Objectives: Germ cell tumors are highly susceptible to chemotherapy; however, there is a lack of established treatments for consistently relapsing germ cell tumor. Therefore, in this phase II study, we evaluated the efficacy and safety of nivolumab for relapsed germ cell tumor.
Methods: Seventeen adult patients (median age 34 years) with refractory primary germ cell tumor after second-line or higher chemotherapy were enrolled. Nivolumab was administered over 30 min at 240 mg/body every 2 weeks until disease progression or intolerable adverse event occurrence. The primary endpoint was the overall response rate.

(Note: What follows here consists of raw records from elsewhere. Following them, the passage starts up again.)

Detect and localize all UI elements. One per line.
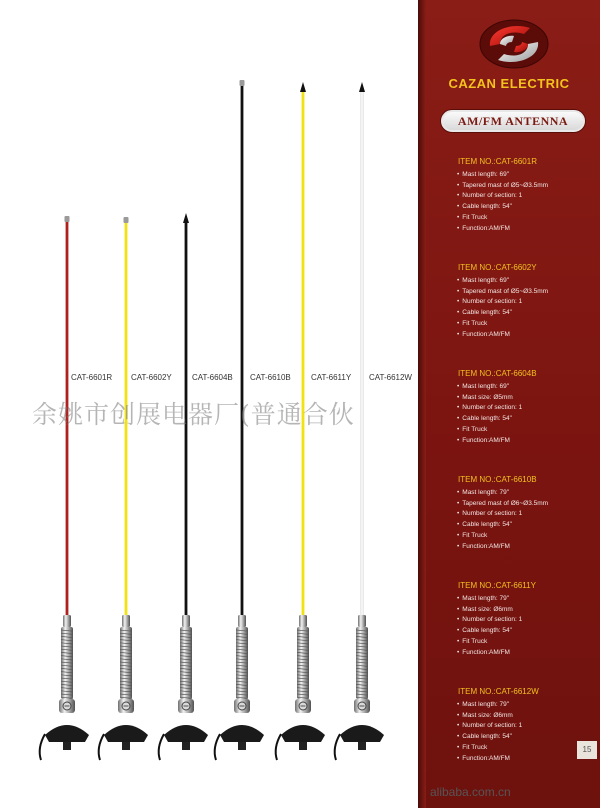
spec-line: • Function:AM/FM — [458, 754, 598, 765]
antenna-stud — [63, 742, 71, 750]
spec-line: • Mast size: Ø6mm — [458, 605, 598, 616]
spec-block-6601r — [458, 157, 598, 234]
page-number: 15 — [577, 741, 597, 759]
antenna-2 — [99, 217, 148, 760]
spec-line: • Number of section: 1 — [458, 191, 598, 202]
antenna-collar — [182, 615, 190, 627]
antenna-collar — [63, 615, 71, 627]
spec-line: • Function:AM/FM — [458, 648, 598, 659]
antenna-cable — [335, 734, 340, 760]
antenna-collar — [122, 615, 130, 627]
spec-line: • Tapered mast of Ø5~Ø3.5mm — [458, 181, 598, 192]
spec-line: • Mast length: 79" — [458, 700, 598, 711]
antenna-cable — [159, 734, 164, 760]
antenna-cable — [99, 734, 104, 760]
spec-panel-edge — [418, 0, 426, 808]
watermark-company: 余姚市创展电器厂(普通合伙 — [32, 400, 355, 429]
spec-line: • Fit Truck — [458, 531, 598, 542]
antenna-stud — [182, 742, 190, 750]
spec-block-6610b — [458, 475, 598, 552]
spec-line: • Number of section: 1 — [458, 509, 598, 520]
antenna-base — [220, 725, 264, 742]
brand-name: CAZAN ELECTRIC — [448, 76, 570, 91]
spec-line: • Number of section: 1 — [458, 721, 598, 732]
spec-line: • Cable length: 54" — [458, 732, 598, 743]
spec-block-6604b — [458, 369, 598, 446]
antenna-cable — [40, 734, 45, 760]
spec-line: • Fit Truck — [458, 743, 598, 754]
antenna-mast — [241, 86, 244, 620]
antenna-stud — [122, 742, 130, 750]
antenna-tip-cap — [65, 216, 70, 222]
antenna-label-6612w: CAT-6612W — [369, 373, 412, 382]
spec-line: • Mast size: Ø6mm — [458, 711, 598, 722]
antenna-label-6602y: CAT-6602Y — [131, 373, 172, 382]
product-title: AM/FM ANTENNA — [441, 110, 585, 132]
antenna-stud — [299, 742, 307, 750]
antenna-3 — [159, 213, 208, 760]
spec-line: • Cable length: 54" — [458, 308, 598, 319]
antenna-collar — [299, 615, 307, 627]
spec-line: • Function:AM/FM — [458, 542, 598, 553]
antenna-collar — [238, 615, 246, 627]
cazan-logo-icon — [478, 18, 550, 70]
spec-block-6602y — [458, 263, 598, 340]
spec-title: ITEM NO.:CAT-6604B — [458, 369, 537, 378]
antenna-label-6611y: CAT-6611Y — [311, 373, 352, 382]
watermark-site: alibaba.com.cn — [430, 785, 511, 799]
spec-line: • Number of section: 1 — [458, 297, 598, 308]
antenna-cable — [276, 734, 281, 760]
spec-line: • Mast length: 69" — [458, 276, 598, 287]
spec-line: • Mast length: 69" — [458, 382, 598, 393]
antenna-label-6604b: CAT-6604B — [192, 373, 233, 382]
spec-line: • Mast length: 69" — [458, 170, 598, 181]
spec-line: • Cable length: 54" — [458, 202, 598, 213]
spec-line: • Fit Truck — [458, 425, 598, 436]
antenna-mast — [361, 88, 364, 620]
spec-line: • Tapered mast of Ø6~Ø3.5mm — [458, 499, 598, 510]
spec-line: • Function:AM/FM — [458, 330, 598, 341]
antenna-mast — [302, 88, 305, 620]
antenna-cable — [215, 734, 220, 760]
spec-title: ITEM NO.:CAT-6601R — [458, 157, 537, 166]
spec-line: • Fit Truck — [458, 319, 598, 330]
spec-title: ITEM NO.:CAT-6612W — [458, 687, 539, 696]
antenna-base — [281, 725, 325, 742]
antenna-label-6601r: CAT-6601R — [71, 373, 113, 382]
spec-line: • Number of section: 1 — [458, 615, 598, 626]
antenna-base — [164, 725, 208, 742]
antenna-base — [340, 725, 384, 742]
antenna-tip-pointed — [359, 82, 365, 92]
antenna-tip-pointed — [183, 213, 189, 223]
spec-line: • Fit Truck — [458, 637, 598, 648]
spec-line: • Cable length: 54" — [458, 520, 598, 531]
antenna-stud — [238, 742, 246, 750]
spec-line: • Mast length: 79" — [458, 594, 598, 605]
antenna-tip-cap — [240, 80, 245, 86]
spec-block-6611y — [458, 581, 598, 658]
antenna-label-6610b: CAT-6610B — [250, 373, 291, 382]
antenna-1 — [40, 216, 89, 760]
antenna-tip-pointed — [300, 82, 306, 92]
spec-line: • Cable length: 54" — [458, 626, 598, 637]
spec-line: • Cable length: 54" — [458, 414, 598, 425]
spec-title: ITEM NO.:CAT-6602Y — [458, 263, 537, 272]
spec-line: • Mast size: Ø5mm — [458, 393, 598, 404]
spec-line: • Function:AM/FM — [458, 224, 598, 235]
spec-title: ITEM NO.:CAT-6610B — [458, 475, 537, 484]
spec-line: • Mast length: 79" — [458, 488, 598, 499]
antenna-collar — [358, 615, 366, 627]
spec-line: • Number of section: 1 — [458, 403, 598, 414]
spec-line: • Function:AM/FM — [458, 436, 598, 447]
antenna-base — [45, 725, 89, 742]
spec-line: • Fit Truck — [458, 213, 598, 224]
spec-title: ITEM NO.:CAT-6611Y — [458, 581, 536, 590]
antenna-tip-cap — [124, 217, 129, 223]
spec-line: • Tapered mast of Ø5~Ø3.5mm — [458, 287, 598, 298]
antenna-stud — [358, 742, 366, 750]
antenna-base — [104, 725, 148, 742]
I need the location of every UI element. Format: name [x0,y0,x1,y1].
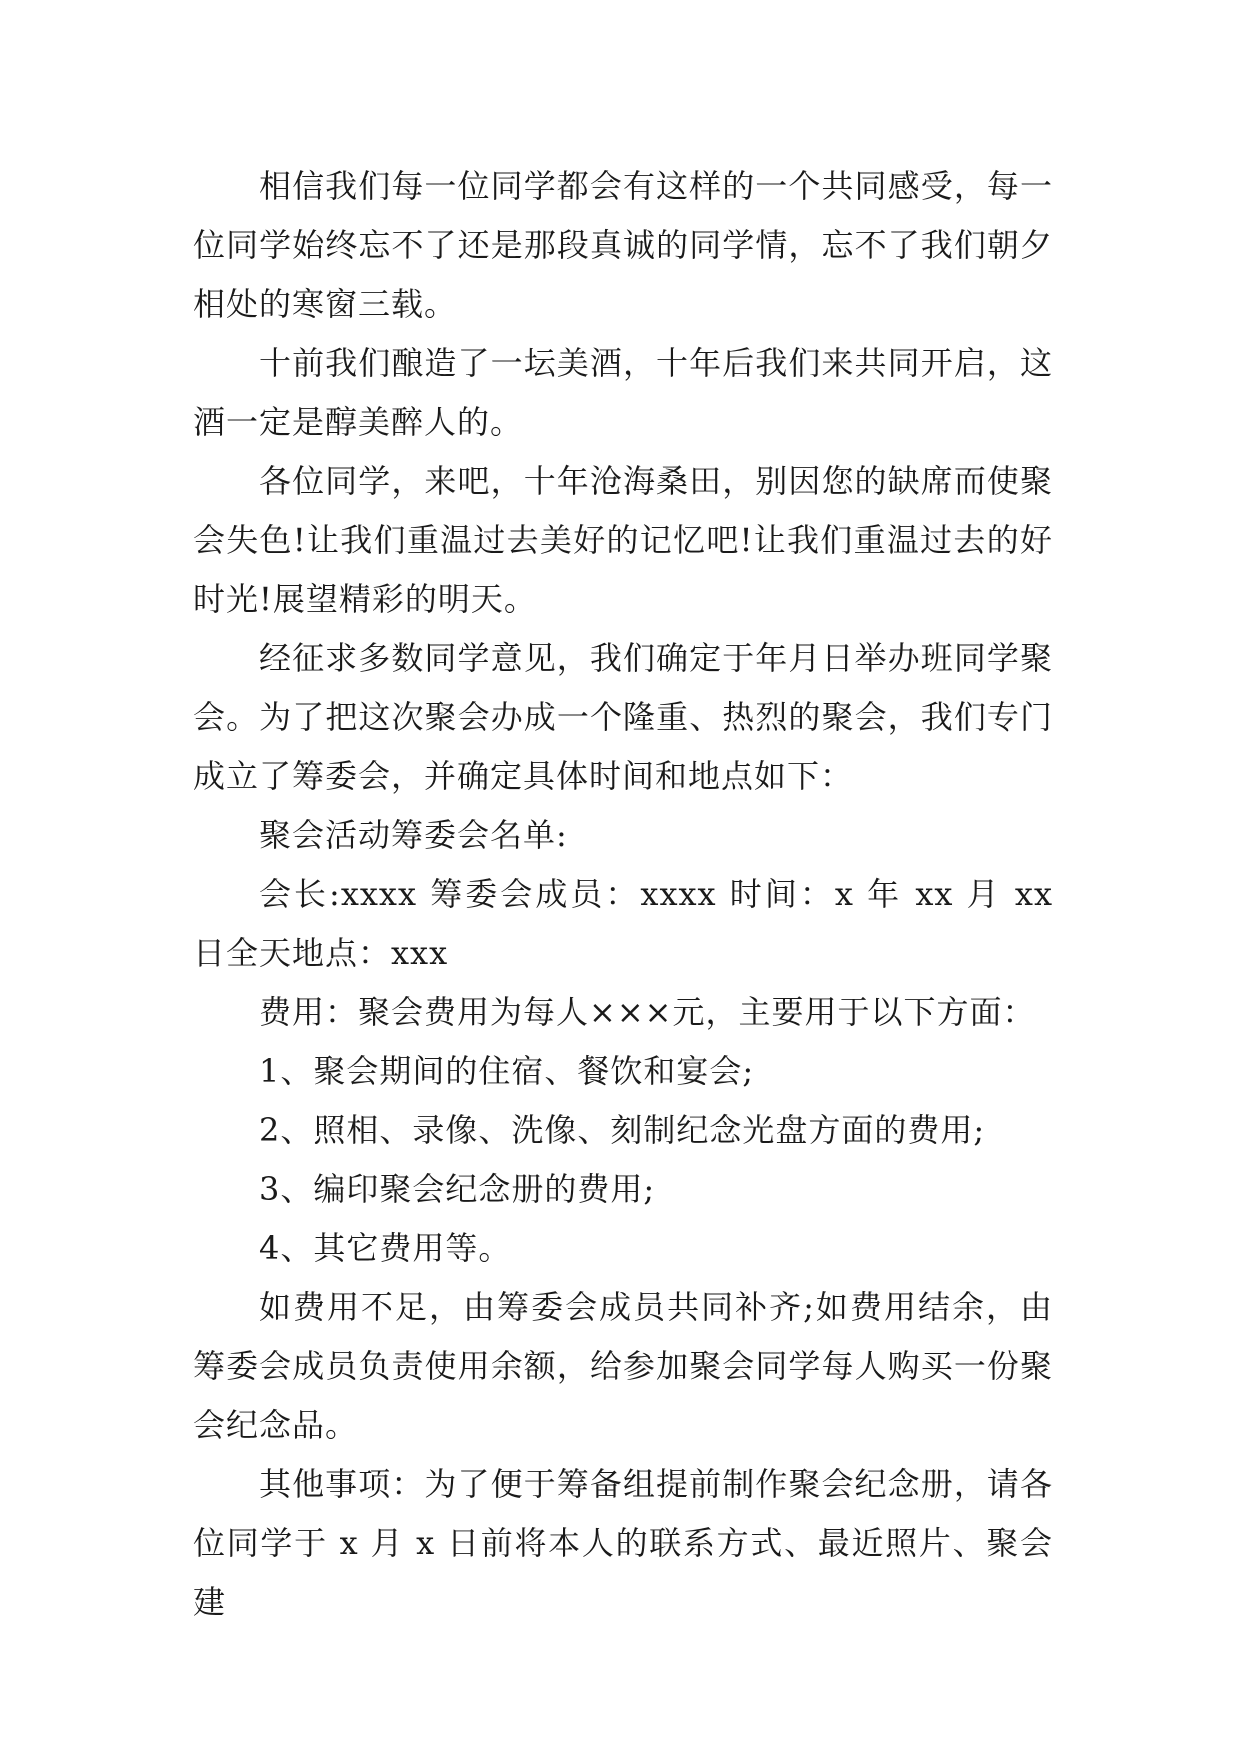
list-item: 4、其它费用等。 [259,1229,512,1267]
list-item: 2、照相、录像、洗像、刻制纪念光盘方面的费用; [259,1111,986,1149]
paragraph: 会长:xxxx 筹委会成员：xxxx 时间：x 年 xx 月 xx 日全天地点：xxx [193,875,1053,972]
list-item: 3、编印聚会纪念册的费用; [259,1170,656,1208]
paragraph: 各位同学，来吧，十年沧海桑田，别因您的缺席而使聚会失色!让我们重温过去美好的记忆吧!让我们重温过去的好时光!展望精彩的明天。 [193,462,1053,618]
paragraph: 相信我们每一位同学都会有这样的一个共同感受，每一位同学始终忘不了还是那段真诚的同学情，忘不了我们朝夕相处的寒窗三载。 [193,167,1053,323]
paragraph: 其他事项：为了便于筹备组提前制作聚会纪念册，请各位同学于 x 月 x 日前将本人的联系方式、最近照片、聚会建 [193,1465,1053,1621]
list-item: 1、聚会期间的住宿、餐饮和宴会; [259,1052,755,1090]
paragraph: 聚会活动筹委会名单: [259,816,568,854]
paragraph: 经征求多数同学意见，我们确定于年月日举办班同学聚会。为了把这次聚会办成一个隆重、热烈的聚会，我们专门成立了筹委会，并确定具体时间和地点如下： [193,639,1053,795]
paragraph: 费用：聚会费用为每人×××元，主要用于以下方面： [259,993,1036,1031]
document-body [193,157,1053,1632]
paragraph: 十前我们酿造了一坛美酒，十年后我们来共同开启，这酒一定是醇美醉人的。 [193,344,1053,441]
paragraph: 如费用不足，由筹委会成员共同补齐;如费用结余，由筹委会成员负责使用余额，给参加聚会同学每人购买一份聚会纪念品。 [193,1288,1053,1444]
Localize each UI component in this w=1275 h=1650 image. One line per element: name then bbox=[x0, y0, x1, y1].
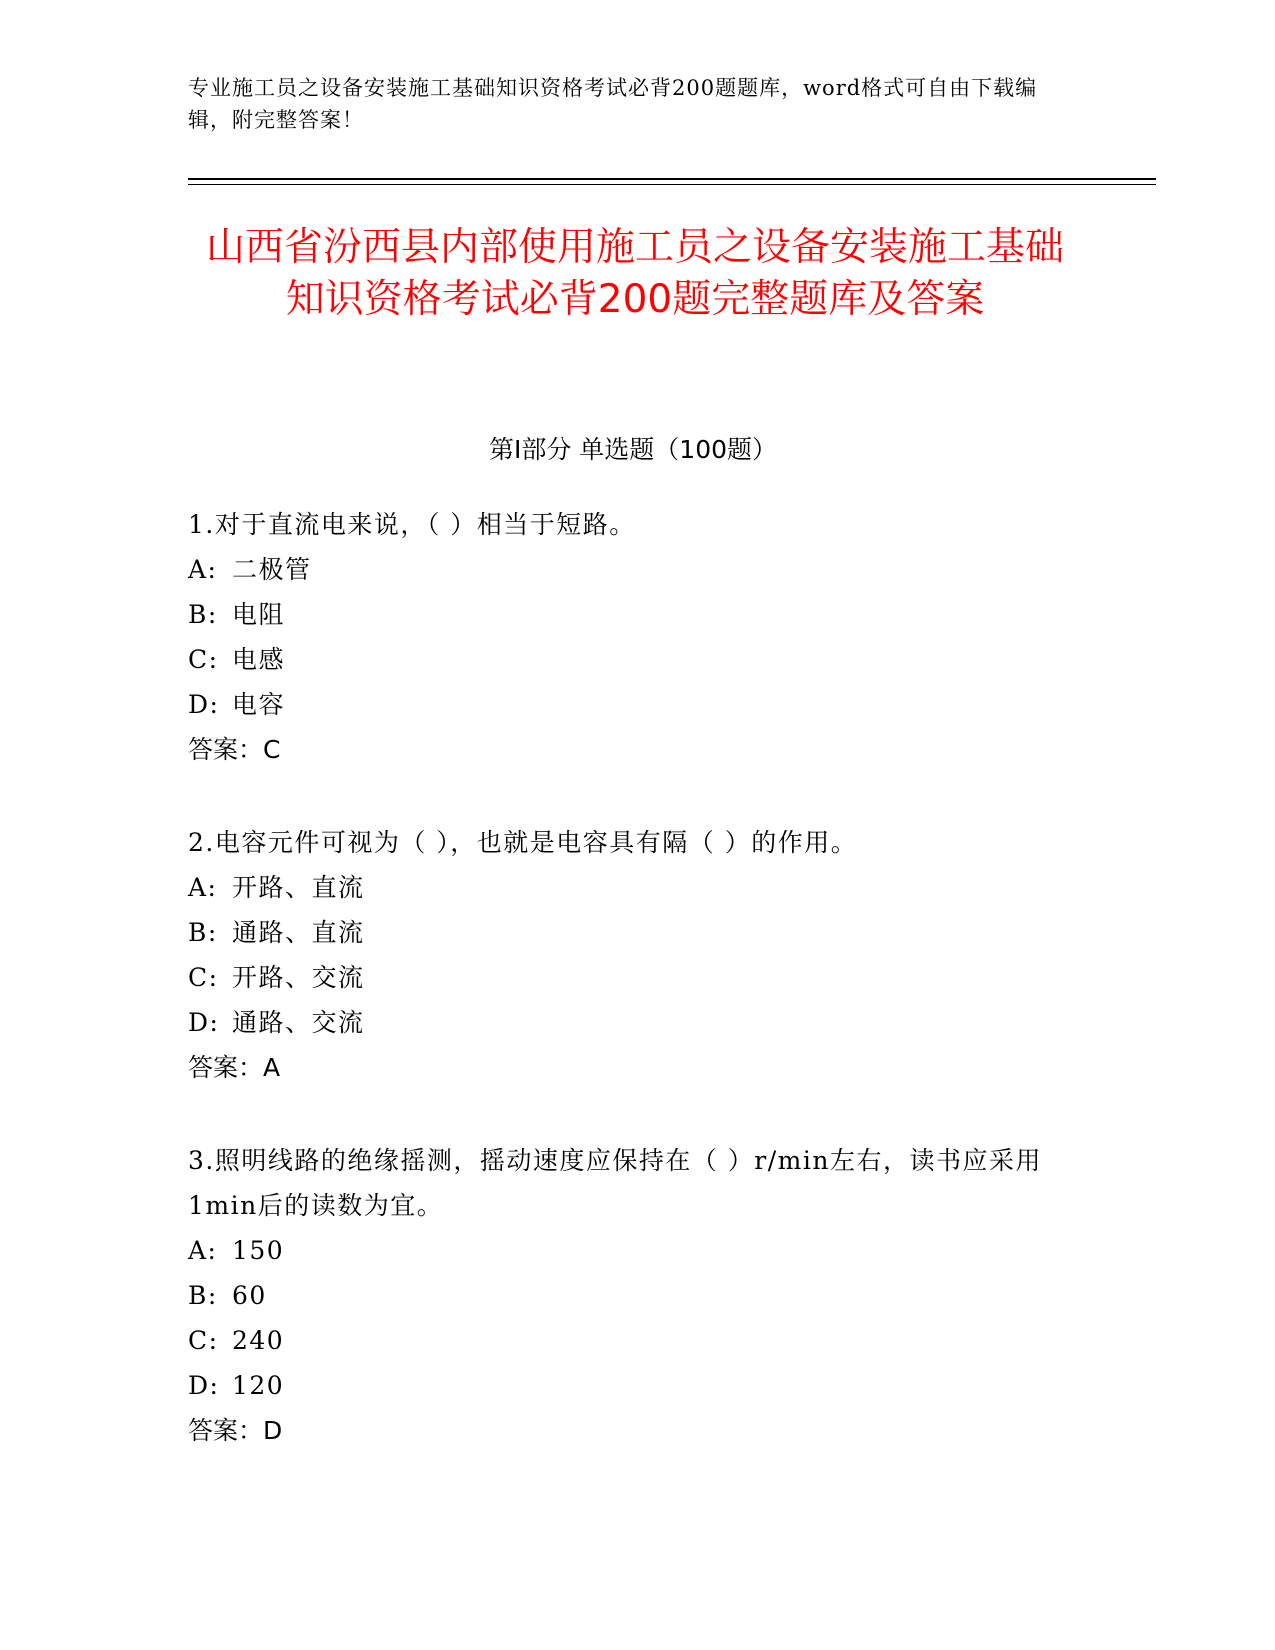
option-c bbox=[188, 955, 1068, 1000]
question-3 bbox=[188, 1138, 1068, 1453]
option-d bbox=[188, 1363, 1068, 1408]
question-stem: 2.电容元件可视为（ ），也就是电容具有隔（ ）的作用。 bbox=[188, 828, 858, 857]
option-text: 150 bbox=[232, 1236, 285, 1265]
option-key: A: bbox=[188, 873, 218, 902]
option-text: 电感 bbox=[232, 645, 286, 674]
question-1 bbox=[188, 502, 1068, 772]
option-text: 120 bbox=[232, 1371, 285, 1400]
option-text: 240 bbox=[232, 1326, 285, 1355]
header-divider-thin bbox=[188, 184, 1156, 185]
answer-line: 答案：D bbox=[188, 1416, 283, 1445]
option-b bbox=[188, 910, 1068, 955]
option-text: 开路、直流 bbox=[232, 873, 365, 902]
option-text: 电容 bbox=[232, 690, 286, 719]
option-key: D: bbox=[188, 690, 220, 719]
header-note: 专业施工员之设备安装施工基础知识资格考试必背200题题库，word格式可自由下载编辑，附完整答案！ bbox=[188, 76, 1038, 132]
option-key: C: bbox=[188, 963, 219, 992]
option-text: 通路、直流 bbox=[232, 918, 365, 947]
option-key: A: bbox=[188, 1236, 218, 1265]
option-key: C: bbox=[188, 1326, 219, 1355]
option-a bbox=[188, 547, 1068, 592]
option-d bbox=[188, 682, 1068, 727]
option-c bbox=[188, 1318, 1068, 1363]
option-text: 电阻 bbox=[232, 600, 286, 629]
question-stem: 3.照明线路的绝缘摇测，摇动速度应保持在（ ）r/min左右，读书应采用1min后的读数为宜。 bbox=[188, 1146, 1042, 1220]
section-title: 第Ⅰ部分 单选题（100题） bbox=[488, 435, 778, 464]
document-title: 山西省汾西县内部使用施工员之设备安装施工基础知识资格考试必背200题完整题库及答案 bbox=[205, 225, 1064, 322]
option-text: 60 bbox=[232, 1281, 267, 1310]
option-key: B: bbox=[188, 600, 218, 629]
header-divider-thick bbox=[188, 178, 1156, 180]
option-key: D: bbox=[188, 1008, 220, 1037]
option-text: 开路、交流 bbox=[232, 963, 365, 992]
option-a bbox=[188, 865, 1068, 910]
answer-line: 答案：C bbox=[188, 735, 281, 764]
option-key: B: bbox=[188, 1281, 218, 1310]
answer-line: 答案：A bbox=[188, 1053, 281, 1082]
option-d bbox=[188, 1000, 1068, 1045]
option-key: C: bbox=[188, 645, 219, 674]
option-text: 通路、交流 bbox=[232, 1008, 365, 1037]
question-2 bbox=[188, 820, 1068, 1090]
option-c bbox=[188, 637, 1068, 682]
option-key: A: bbox=[188, 555, 218, 584]
option-text: 二极管 bbox=[232, 555, 312, 584]
option-b bbox=[188, 592, 1068, 637]
option-b bbox=[188, 1273, 1068, 1318]
question-stem: 1.对于直流电来说，（ ）相当于短路。 bbox=[188, 510, 636, 539]
option-a bbox=[188, 1228, 1068, 1273]
option-key: B: bbox=[188, 918, 218, 947]
option-key: D: bbox=[188, 1371, 220, 1400]
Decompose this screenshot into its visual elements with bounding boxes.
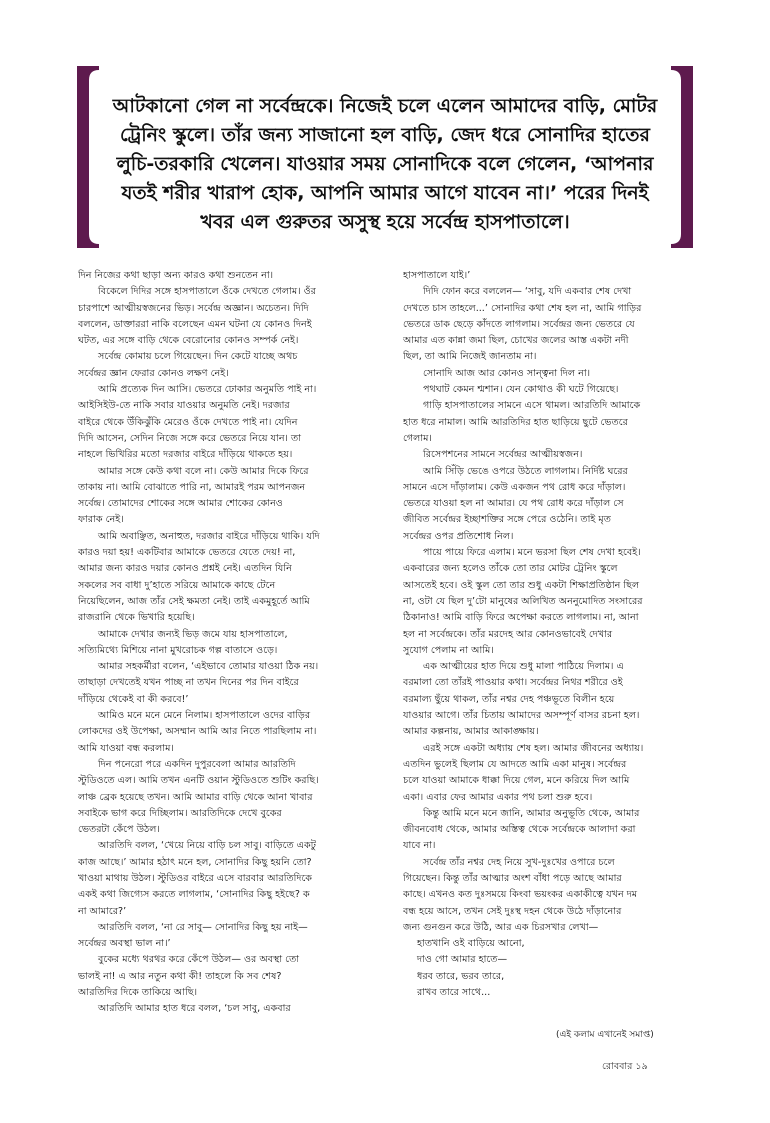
left-bracket-shape [77,66,99,248]
text-line: সর্বেন্দ্র। তোমাদের শোকের সঙ্গে আমার শোকের কোনও [78,498,283,510]
text-line: একা। এবার ফের আমার একার পথ চলা শুরু হবে। [403,791,593,803]
text-line: যাওয়ার আগে। তাঁর চিতায় আমাদের অসম্পূর্ণ বাসর রচনা হল। [403,710,640,722]
left-bracket-ornament [77,66,101,248]
text-line: সর্বেন্দ্র তাঁর নশ্বর দেহ নিয়ে সুখ-দুঃখের ওপারে চলে [423,856,615,868]
text-line: বরমালা তো তাঁরই পাওয়ার কথা। সর্বেন্দ্রর নিথর শরীরে ওই [403,677,623,689]
text-line: আমার এত কান্না জমা ছিল, চোখের জলের আস্ত একটা নদী [403,335,629,347]
verse-line: রাখব তারে সাথে... [417,987,491,999]
text-line: জীবনবোধ থেকে, আমার অস্তিত্ব থেকে সর্বেন্দ্রকে আলাদা করা [403,824,636,836]
text-line: আরতিদি বলল, ‘খেয়ে নিয়ে বাড়ি চল সাবু। বাড়িতে একটু [98,840,316,852]
text-line: বুকের মধ্যে থরথর করে কেঁপে উঠল— ওর অবস্থা তো [98,954,300,966]
left-text-column [78,268,378,1018]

Result: We performed a biomarker analysis of programmed death ligand-1 expression and genomic sequencing. Tumor histology revealed nonseminoma and seminoma in 14 and three patients, respectively. Patients were pretreated with a median of three chemotherapy lines, and three patients received high-dose chemotherapy. The median number of nivolumab doses was 3 (range 2-46). One patient showed a partial response and three showed stable disease. Responses were durable in one patient with a partial response and one patient with stable disease (median 90 and 68 weeks, respectively). Nivolumab was well-tolerated, with only two Grade 3 adverse events observed. Programmed death ligand-1 expression was not associated with objective responses. Genomic sequencing revealed a high tumor mutation burden in a patient with a durable partial response. While a small subset of chemorefractory germ cell tumors may respond to nivolumab, programmed death ligand-1 is unreliable to measure response.
Conclusions: Tumor mutation burden is a potential biomarker for future testing of germ cell tumor response.
Keywords: genomic sequencing; germ cell tumor; nivolumab; programmed death ligand-1; refractory disease.
© 2022 The Authors. International Journal of Urology published by John Wiley & Sons Australia, Ltd on behalf of The Japanese Urological Association.